Chicago Public School Teacher Compensation

In this second installment of my blog series on public education in Chicago leading up to the contract negotiations between the city and the Chicago Teachers Union, I will examine the current compensation system for teachers.

In the first post in this series I compared the performance of Chicago Public Schools to other large Illinois school districts.

This post is meant to examine how teachers in Chicago are compensated compared to the average full time employee living in the city, whose property taxes largely fund the school system.

Since each school district is allowed to govern its own school expenses and teacher compensation, it is useful to line up teacher compensation with that of district taxpayers. It is also important to compare compensation with district student outcomes to see if taxpayers are getting results.

As with the first post in this series, this one is primarily designed to present facts rather than render an opinion.


Teacher hours worked:

There are 170 full school days during which a teacher averages 11 hours of total work. This would total about 1,870 hours of work annually.

According to a report from the University of Illinois’s Labor Education Program, teachers in Chicago work an average of 3.75 hours per weekend during the 38 weekends that make up the school year. This would total about 143 hours of work each year.

There are 2 days of teacher attendance in the absence of students during which teachers work about 8 hours a day. This would total about 16 hours of work in a year.

There are 7 built-in CPS teacher Institute Days. If putting in about 8 hours per day, this would total about 56 hours a year for the average CPS teacher.

During the summer, teachers may spend up to 30 hours on professional development and another 50 hours on preparation for the coming year. This would add up to about 80 hours per year.

Based on these generous  assumptions, the average CPS teacher works about 207 days a year or about 2,165 hours per year. 

Teacher benefits:

Teachers get 2.5 months off in June, July and August, 1 week paid time off in December, 1 week paid time off in April and 10 paid vacation days on the CPS calendar.

CPS teachers receive 10 sick days per year.

CPS teachers receive health coverage and are required to pay a contribution from their base salary toward the plan. Currently the average contribution for a CPS teacher with a family is 1.8% of their base salary. Thus, the average teacher pays $1,282 toward the cost of their health plan. The range in employee contribution is from 1.3% – 2.8% depending on the level of coverage selected.

Teachers hired after 1986 also pay the Medicare Tax (1.45% of base salary, matched by CPS). The average CPS teacher would pay about $1,033.

The average CPS teacher contribution toward the defined benefit Chicago Teachers Pension Fund (CTPF) is 2% of their base salary (an average of $1,425). Meanwhile, CPS figures out what 7% of a teacher’s base salary is and adds that number on top of their base salary as additional compensation that goes into the CTPF. The average CPS pension bonus is a little less than $5,000  per year.

CPS teachers paid $1,000.24 in union dues in 2011

Average annual totals for a CPS teacher:

Base Salary: $71,236

Pension: $1,424.72 paid by the average teacher; $4,987 paid by CPS. 

Total base salary/pension per year: $74,798 which if calculated into pay/per hour for the year would add up to about $34.50/hour assuming the teacher used all of their sick days.

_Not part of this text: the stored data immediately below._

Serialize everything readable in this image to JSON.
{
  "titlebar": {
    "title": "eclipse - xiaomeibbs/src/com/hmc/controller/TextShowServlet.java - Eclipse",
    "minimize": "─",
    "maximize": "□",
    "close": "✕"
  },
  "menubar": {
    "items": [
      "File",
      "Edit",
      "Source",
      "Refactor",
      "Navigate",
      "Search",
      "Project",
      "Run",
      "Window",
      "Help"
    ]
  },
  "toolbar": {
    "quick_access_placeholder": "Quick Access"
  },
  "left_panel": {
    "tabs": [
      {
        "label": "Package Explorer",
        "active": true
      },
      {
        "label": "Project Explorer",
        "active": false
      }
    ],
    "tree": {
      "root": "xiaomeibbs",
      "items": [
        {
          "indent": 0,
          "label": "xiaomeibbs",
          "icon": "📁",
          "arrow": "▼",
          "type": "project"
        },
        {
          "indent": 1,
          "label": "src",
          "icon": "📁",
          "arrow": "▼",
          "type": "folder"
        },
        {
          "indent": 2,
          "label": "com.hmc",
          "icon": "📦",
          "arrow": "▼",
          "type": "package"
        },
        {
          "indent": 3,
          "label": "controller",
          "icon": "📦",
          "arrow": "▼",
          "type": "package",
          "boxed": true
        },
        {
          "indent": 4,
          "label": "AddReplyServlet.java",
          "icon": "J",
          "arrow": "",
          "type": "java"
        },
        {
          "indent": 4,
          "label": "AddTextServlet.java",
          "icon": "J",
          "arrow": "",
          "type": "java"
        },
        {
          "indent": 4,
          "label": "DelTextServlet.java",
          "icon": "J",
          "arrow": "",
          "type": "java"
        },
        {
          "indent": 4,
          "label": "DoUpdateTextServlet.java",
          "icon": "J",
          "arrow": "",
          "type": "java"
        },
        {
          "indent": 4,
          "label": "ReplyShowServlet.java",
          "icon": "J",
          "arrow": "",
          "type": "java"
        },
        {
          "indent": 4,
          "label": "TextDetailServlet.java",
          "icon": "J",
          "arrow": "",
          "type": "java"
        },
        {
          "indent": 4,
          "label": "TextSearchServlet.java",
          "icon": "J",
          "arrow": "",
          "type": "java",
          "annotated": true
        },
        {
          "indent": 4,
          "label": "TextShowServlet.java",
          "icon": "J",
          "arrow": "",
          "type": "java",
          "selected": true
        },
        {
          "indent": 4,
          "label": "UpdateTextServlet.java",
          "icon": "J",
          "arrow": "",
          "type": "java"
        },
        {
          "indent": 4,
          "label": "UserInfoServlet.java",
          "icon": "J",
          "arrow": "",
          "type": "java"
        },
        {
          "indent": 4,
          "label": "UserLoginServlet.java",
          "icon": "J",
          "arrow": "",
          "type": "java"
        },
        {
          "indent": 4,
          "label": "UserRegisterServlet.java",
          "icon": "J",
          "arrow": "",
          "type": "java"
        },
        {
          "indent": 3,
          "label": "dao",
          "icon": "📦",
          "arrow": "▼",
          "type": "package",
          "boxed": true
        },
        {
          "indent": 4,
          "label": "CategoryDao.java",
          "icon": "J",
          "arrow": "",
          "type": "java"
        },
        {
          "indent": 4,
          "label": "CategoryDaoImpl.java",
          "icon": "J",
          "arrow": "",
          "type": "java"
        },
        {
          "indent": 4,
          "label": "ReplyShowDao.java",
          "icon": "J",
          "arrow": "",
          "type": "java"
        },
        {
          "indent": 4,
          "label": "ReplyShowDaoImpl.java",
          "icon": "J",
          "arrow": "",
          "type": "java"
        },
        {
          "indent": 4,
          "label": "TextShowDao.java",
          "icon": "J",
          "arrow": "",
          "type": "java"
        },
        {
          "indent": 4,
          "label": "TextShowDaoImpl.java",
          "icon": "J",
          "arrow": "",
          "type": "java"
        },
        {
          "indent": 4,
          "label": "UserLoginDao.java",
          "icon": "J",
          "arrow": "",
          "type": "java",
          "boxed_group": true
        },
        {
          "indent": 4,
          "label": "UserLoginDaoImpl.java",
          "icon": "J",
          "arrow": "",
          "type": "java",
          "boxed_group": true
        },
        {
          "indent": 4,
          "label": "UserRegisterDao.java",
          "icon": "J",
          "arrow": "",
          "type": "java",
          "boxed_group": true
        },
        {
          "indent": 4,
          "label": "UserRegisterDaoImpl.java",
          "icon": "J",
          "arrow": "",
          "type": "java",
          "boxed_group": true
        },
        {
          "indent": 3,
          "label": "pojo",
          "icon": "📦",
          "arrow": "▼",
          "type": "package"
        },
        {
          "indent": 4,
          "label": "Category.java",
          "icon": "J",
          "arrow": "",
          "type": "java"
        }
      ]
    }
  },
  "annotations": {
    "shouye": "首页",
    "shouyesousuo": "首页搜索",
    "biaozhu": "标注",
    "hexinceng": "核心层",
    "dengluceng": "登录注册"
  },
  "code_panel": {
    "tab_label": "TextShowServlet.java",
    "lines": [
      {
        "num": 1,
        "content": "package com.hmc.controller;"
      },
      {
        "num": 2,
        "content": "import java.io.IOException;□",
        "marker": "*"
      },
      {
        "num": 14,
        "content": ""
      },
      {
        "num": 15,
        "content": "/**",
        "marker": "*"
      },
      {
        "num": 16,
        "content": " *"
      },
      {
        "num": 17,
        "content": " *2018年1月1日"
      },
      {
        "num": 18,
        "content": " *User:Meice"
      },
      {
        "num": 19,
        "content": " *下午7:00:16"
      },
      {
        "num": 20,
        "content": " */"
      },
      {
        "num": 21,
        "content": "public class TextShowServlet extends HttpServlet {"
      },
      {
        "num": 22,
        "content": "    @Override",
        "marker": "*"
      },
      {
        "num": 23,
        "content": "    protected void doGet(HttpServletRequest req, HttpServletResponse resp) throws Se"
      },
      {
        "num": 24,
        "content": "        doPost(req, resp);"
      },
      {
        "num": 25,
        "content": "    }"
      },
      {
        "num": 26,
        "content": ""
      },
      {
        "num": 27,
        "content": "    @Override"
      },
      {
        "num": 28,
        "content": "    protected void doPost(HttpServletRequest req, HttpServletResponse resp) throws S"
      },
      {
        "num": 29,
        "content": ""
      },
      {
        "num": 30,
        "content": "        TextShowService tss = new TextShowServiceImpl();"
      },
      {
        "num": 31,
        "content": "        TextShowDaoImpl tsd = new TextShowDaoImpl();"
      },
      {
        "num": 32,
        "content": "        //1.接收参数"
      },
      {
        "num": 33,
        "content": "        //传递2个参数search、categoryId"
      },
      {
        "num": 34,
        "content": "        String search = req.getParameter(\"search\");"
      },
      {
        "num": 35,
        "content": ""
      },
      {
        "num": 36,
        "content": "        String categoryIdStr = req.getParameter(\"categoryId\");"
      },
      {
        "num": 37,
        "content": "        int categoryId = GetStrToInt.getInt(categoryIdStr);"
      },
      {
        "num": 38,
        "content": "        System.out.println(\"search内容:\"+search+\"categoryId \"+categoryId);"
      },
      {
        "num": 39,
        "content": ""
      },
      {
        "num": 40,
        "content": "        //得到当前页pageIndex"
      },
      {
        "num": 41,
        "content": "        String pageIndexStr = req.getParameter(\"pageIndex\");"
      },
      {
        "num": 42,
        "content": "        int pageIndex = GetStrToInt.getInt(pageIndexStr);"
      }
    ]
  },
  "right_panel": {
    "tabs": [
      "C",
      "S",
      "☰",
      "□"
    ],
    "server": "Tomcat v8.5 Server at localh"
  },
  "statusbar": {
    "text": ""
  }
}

Union dues: $1,000.24 regardless of base salary

Health insurance premium per year:  $1,282

Medicare tax: $1,033

Federal income tax assuming only a standard deduction is taken: Appx. $12,291 (16% effective tax rate after deductions)

Illinois State Income tax: Appx. $3,640

Total Avg. Subtractions: Appx. $19,246

Total take home pay for the average CPS teacher: $55,552


Average annual totals for a  full time Chicagoan:

According to Census data, about 75% of Chicago residents make less than $75,000/year.

The Average 9a – 5p worker will actually work about 42.5 hours per week even though they are contracted for 40 hours officially.

If the worker is on a normal calendar schedule they will receive 10 standard holidays and 10 sick days. Thus, the average Chicagoan employed full time would work about 240 days a year or 2,040 working hours a year. That means the average Chicagoan works about 33 more days per year than the average CPS teacher; but, due to shorter work days, is actually working 125 hours less.

The median household income for a Chicagoan is $38,625 thus the average Chicagoan who works 240 days a year makes appx. $19/hour. Thus, the average Chicagoan makes approximately half as much pre-tax income as does a CPS teacher whether measured by salary or an hourly wage.


The average CPS teacher, who has about 14 years of experience, gets a total compensation equal to about $74,798/year  or $34.50/hour. The average percentage of CPS students who meet or exceed state standards is 66%. The percentage of CPS 11th graders who meet college readiness benchmarks is 21% in Reading, 19% in Math, 11% in Science and 38% in English.

The average Chicagoan works a comparable schedule to a CPS teacher, yet earns half as much in total compensation, 33 fewer days off, higher health care costs for lower quality health benefits and either a 401(k) that they contribute heavily into or no retirement package at all.

Thus, under the current union contract, taxpayers are paying teachers double their own salaries in exchange for student achievement that leaves about 80% of graduating CPS high school students below college readiness standards.